Edward Winslow said, "And did she make a good end in Christ?"

Abigail said, "Alas, both my beloved parents, of precious memory, died very hard of the consumption and could not speak a word for the space of several hours before the Lord took each of them away by death."

Edward said, "My beloved first wife, Elizabeth, of precious memory, also sleeps in the Lord. She died of the scurvy last spring at the age of eighteen. Forty-four of our dead lie buried in our graveyard at the foot of Fort Hill. That is almost half our number. We leveled the graves to conceal them from the Indians lest they take advantage of our weak and wretched state.

"I married again within six weeks of Elizabeth's death. 'Tis a common practice amongst us Saints. Widows and widowers cannot survive for long on their own in this wilderness. My new wife is named Susanna. She is twenty years of age. I trust that God will decide who will be my wife in heaven."

Abigail said, "Dear coz, this is my brother, Henry."

Edward said, "I thought as much.
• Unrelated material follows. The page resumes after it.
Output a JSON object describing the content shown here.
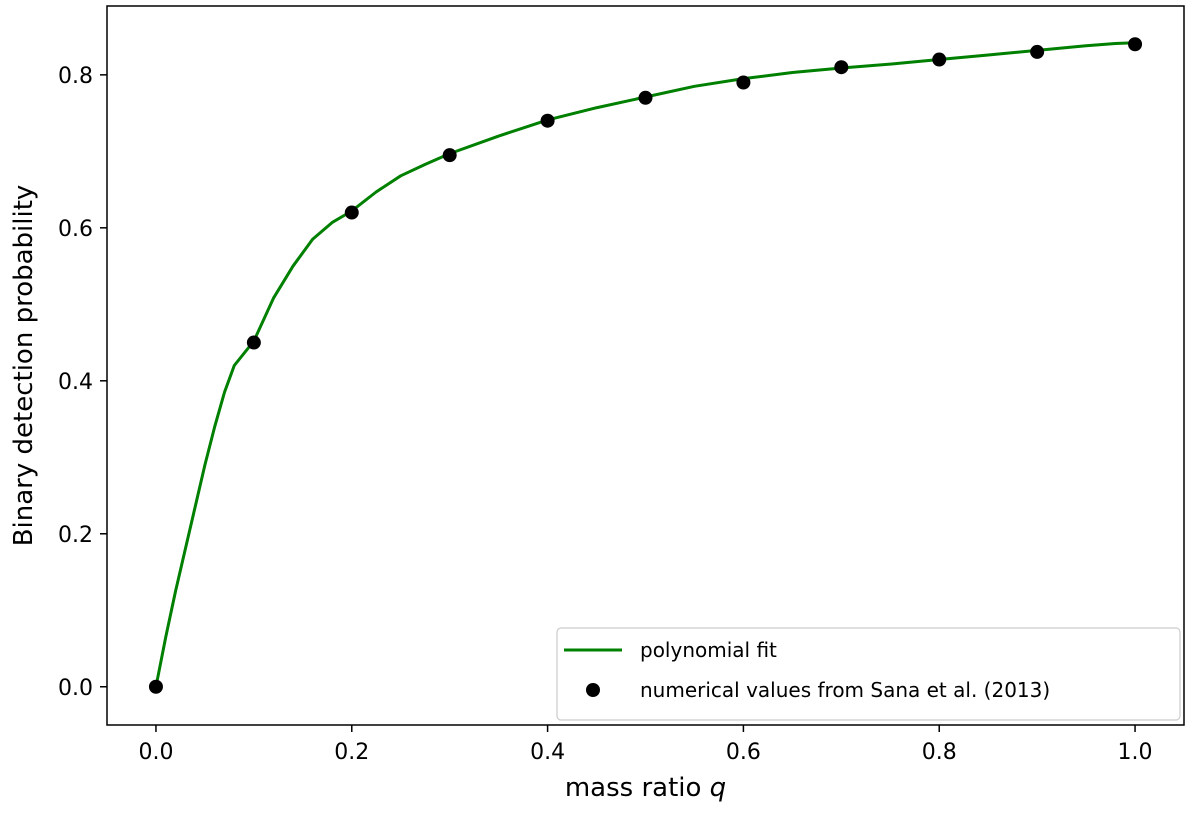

You have your father's look about your mouth and chin. Welcome to the Plymouth Plantation, cousin Henry. God grant health to you and your sister. What's this? What's this?

You bear a cutlass! Your cutlass marks you for a soldier, cousin Henry."

Henry said, "I hope to become one."

"Good," said Edward. "Good. We need soldiers here. The Narragansets conspire against us."

"Who are the Narragansets?" said Henry.

"Savage Indians. Our enemies," said Edward. "Captain Standish will explain everything to you. Suffice it now to say that he is our commander. He fought the Spanish papists in the Low Countries and the Narragansets here in defense of our ally, the Indian king, Massasoit, who rules some sixty warriors to the west of us. We estimate that the Narraganset Indians to the north of us can presently muster two hundred warriors. You will serve against them under Captain Standish, like all the men of the Plymouth Colony.

"Now tell me, coz. What gentleman is this?"

Abigail said, "This is our friend, Charles Wentworth, who once studied Divinity at Cambridge."

"Well met, sir," said Edward. "A Cambridge scholar. Well, well. Master Brewster also studied at Cambridge. Methinks 'twas law. I will tell him anon that you have joined us. I warrant that he'll be happy to have an old schoolmate amongst us. I bid you welcome, sir, to a new life among the godly in the Plymouth Plantation."